For the first time in 10 seasons, Tony Franklin, who will turn 66 June 9, will not be managing a Yankees farm team in 2017.
And, he’s happy as he can be with his usual enthusiasm and captivating smile. Also, he is still firmly entrenched and valued in the Yankees organization.
“So a lot of you wanted to what I’d be doing this year?” Franklin said via phone from his home in Los Angeles Friday afternoon. “I was offered a great position in Tampa by (Yankees Vice President of Player Development) Gary (Denbo), and I’m excited about it. It’s a chance to help more players in the organization than I ever have before.”
Franklin, based in Tampa, will serve as the system’s Rehabilitation Coach for position players who are sent to Tampa after injury. It could be a Double-A Trenton player; it could be a major-league player. Franklin will help them smooth their respective roads back.
“I’ll be working with these players on the baseball part of it,” he said. “After the doctors and trainers give them the go-ahead, I’ll be working with them on drills, getting their timing back. I’m really looking forward to it.”
Having the always upbeat Franklin in this position can only help.

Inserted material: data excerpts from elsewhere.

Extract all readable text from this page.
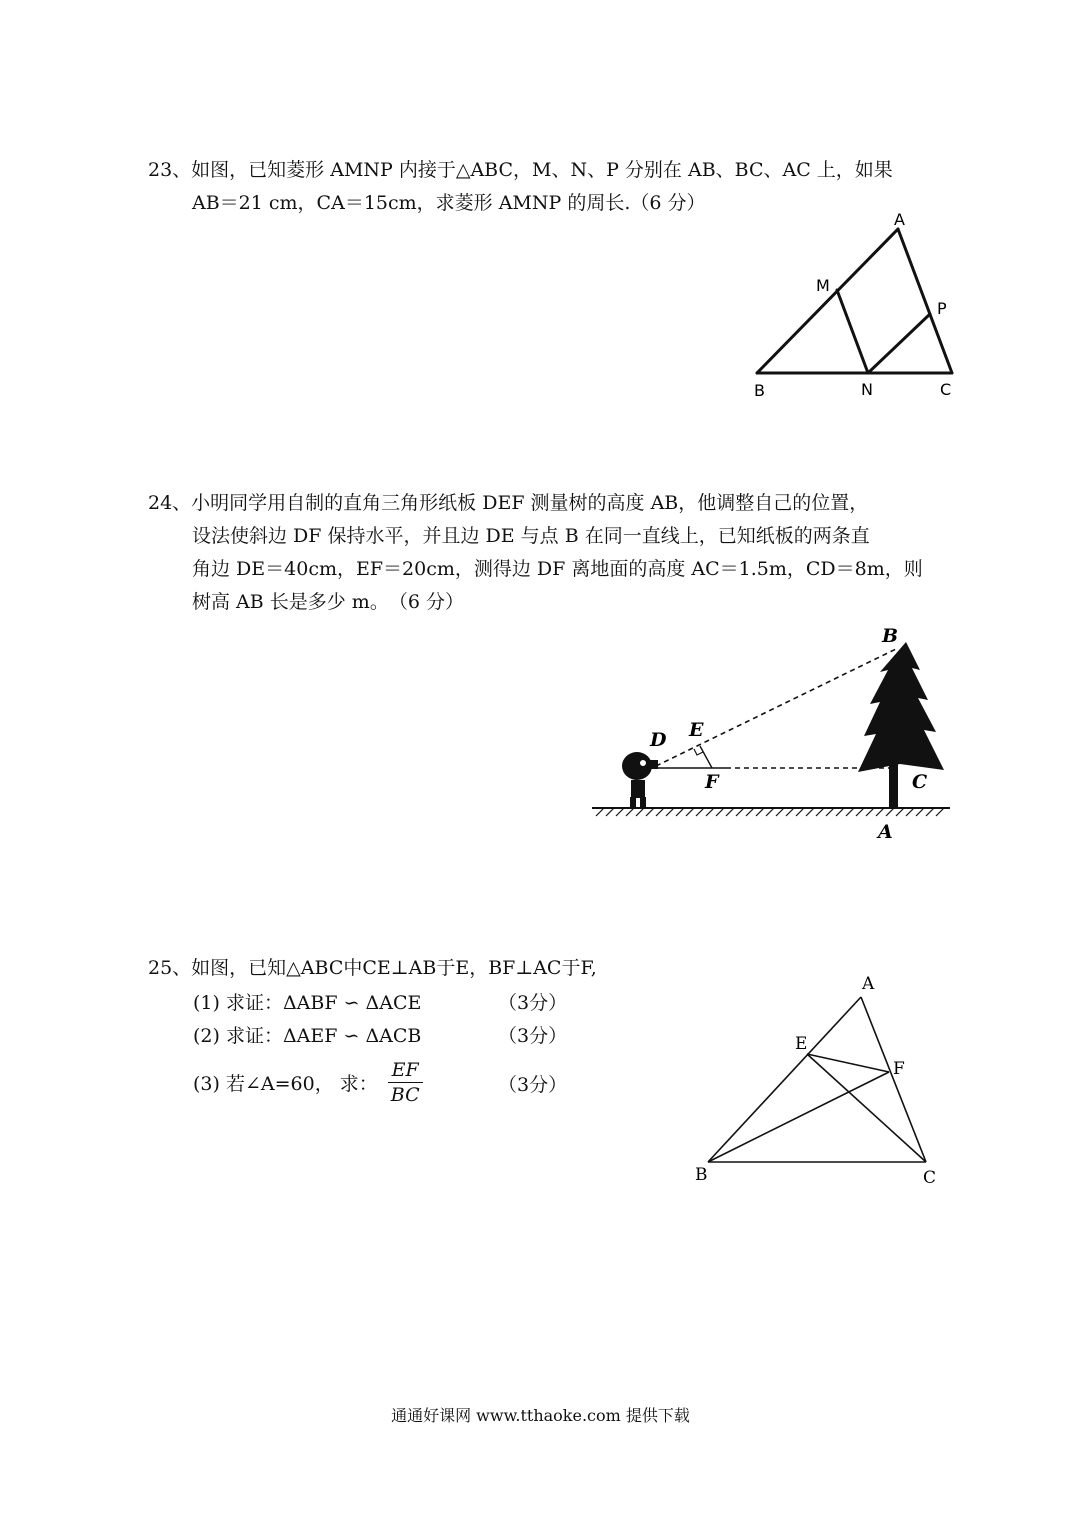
23、如图，已知菱形 AMNP 内接于△ABC，M、N、P 分别在 AB、BC、AC 上，如果

AB＝21 cm，CA＝15cm，求菱形 AMNP 的周长.（6 分）

A
M
P
B	N	C

24、小明同学用自制的直角三角形纸板 DEF 测量树的高度 AB，他调整自己的位置，

设法使斜边 DF 保持水平，并且边 DE 与点 B 在同一直线上，已知纸板的两条直

角边 DE＝40cm，EF＝20cm，测得边 DF 离地面的高度 AC＝1.5m，CD＝8m，则

树高 AB 长是多少 m。　（6 分）

B
E
D
F	C
A

25、如图，已知△ABC中CE⊥AB于E，BF⊥AC于F,

(1) 求证：ΔABF ∽ ΔACE	（3分）
(2) 求证：ΔAEF ∽ ΔACB	（3分）
(3) 若∠A=60， 求： $\frac{EF}{BC}$	（3分）
A
E
F
B	C
通通好课网 www.tthaoke.com 提供下载
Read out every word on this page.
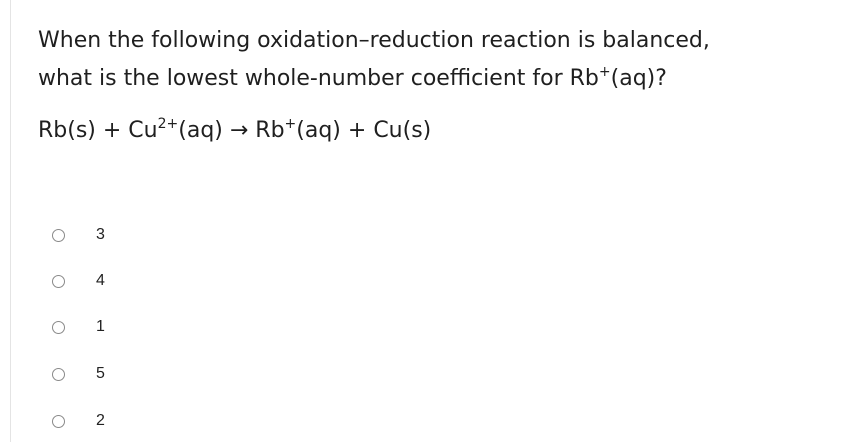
When the following oxidation–reduction reaction is balanced,
what is the lowest whole-number coefficient for Rb+(aq)?
$Rb(s) + Cu^{2+}(aq) \to Rb^+(aq) + Cu(s)$
3
4
1
5
2
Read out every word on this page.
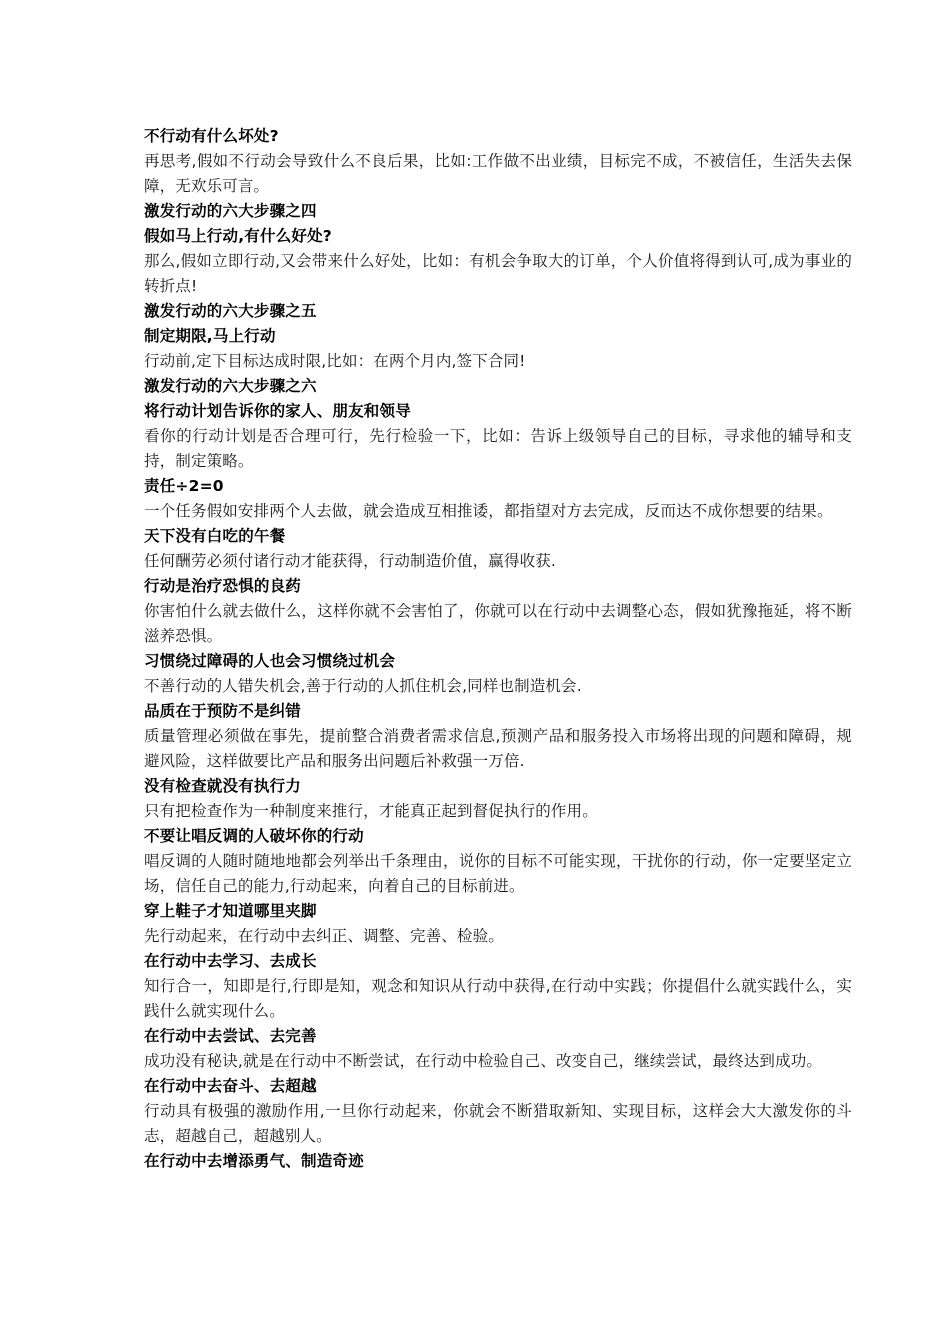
不行动有什么坏处?

再思考,假如不行动会导致什么不良后果，比如:工作做不出业绩，目标完不成，不被信任，生活失去保障，无欢乐可言。

激发行动的六大步骤之四

假如马上行动,有什么好处?

那么,假如立即行动,又会带来什么好处，比如：有机会争取大的订单，个人价值将得到认可,成为事业的转折点!

激发行动的六大步骤之五

制定期限,马上行动

行动前,定下目标达成时限,比如：在两个月内,签下合同!

激发行动的六大步骤之六

将行动计划告诉你的家人、朋友和领导

看你的行动计划是否合理可行，先行检验一下，比如：告诉上级领导自己的目标，寻求他的辅导和支持，制定策略。

责任÷2=0

一个任务假如安排两个人去做，就会造成互相推诿，都指望对方去完成，反而达不成你想要的结果。

天下没有白吃的午餐

任何酬劳必须付诸行动才能获得，行动制造价值，赢得收获.

行动是治疗恐惧的良药

你害怕什么就去做什么，这样你就不会害怕了，你就可以在行动中去调整心态，假如犹豫拖延，将不断滋养恐惧。

习惯绕过障碍的人也会习惯绕过机会

不善行动的人错失机会,善于行动的人抓住机会,同样也制造机会.

品质在于预防不是纠错

质量管理必须做在事先，提前整合消费者需求信息,预测产品和服务投入市场将出现的问题和障碍，规避风险，这样做要比产品和服务出问题后补救强一万倍.

没有检查就没有执行力

只有把检查作为一种制度来推行，才能真正起到督促执行的作用。

不要让唱反调的人破坏你的行动

唱反调的人随时随地地都会列举出千条理由，说你的目标不可能实现，干扰你的行动，你一定要坚定立场，信任自己的能力,行动起来，向着自己的目标前进。

穿上鞋子才知道哪里夹脚

先行动起来，在行动中去纠正、调整、完善、检验。

在行动中去学习、去成长

知行合一，知即是行,行即是知，观念和知识从行动中获得,在行动中实践；你提倡什么就实践什么，实践什么就实现什么。

在行动中去尝试、去完善

成功没有秘诀,就是在行动中不断尝试，在行动中检验自己、改变自己，继续尝试，最终达到成功。

在行动中去奋斗、去超越

行动具有极强的激励作用,一旦你行动起来，你就会不断猎取新知、实现目标，这样会大大激发你的斗志，超越自己，超越别人。

在行动中去增添勇气、制造奇迹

Attitude is a big part of rehab for injured players, as Yankees first baseman Greg Bird explained.
“Tampa is a great place to be when it is in Spring Training. You want to be there then,” said Bird, who is the front-runner to play first base for the Yankees this season. “But when you are hurt, and you are down there during the season, it’s the last place you want to be.
“You have to be there and follow your program. The people working with you do seem to grasp what we go through when we’re trying to get back on the field.”
Franklin, who brought out the best in players during his 21 seasons of managing – 10 years in the Yankees system and eight with Double-A Trenton that produced three Eastern League championships – fits this rehabilitation role perfectly. Few in the Yankees system empathize with players the unique way he can.
While Jay Bell, an excellent baseball man, joins the Yankees organization and will pilot the Class-A Advanced Tampa Yankees in 2017, Franklin’s managerial experience and game management will also be put to use this spring and summer.
“This is another part of this that has me excited,” he said. “Beside the Tampa Yankees, we have two other teams down here in the Gulf Coast League (GCL Yankees East and GCL Yankees West) and a lot of younger coaches just getting a start.
“I’ll be working with those teams as well. I’ll assist our younger staffs wherever ( can.”
Franklin certainly could have gone back to Appalachian League Pulaski, where he has been the last two seasons, but jumped at the offer to stay in warm weather all season.
“It’s good for my bones,” he said with a chuckle. “At this stage of my career, this works out perfectly for me. “I enjoy working for the Yankees, and they have been great to me.”
And, Tony Franklin, you have been great for the Yankees system as well, and the organization is glad to have you.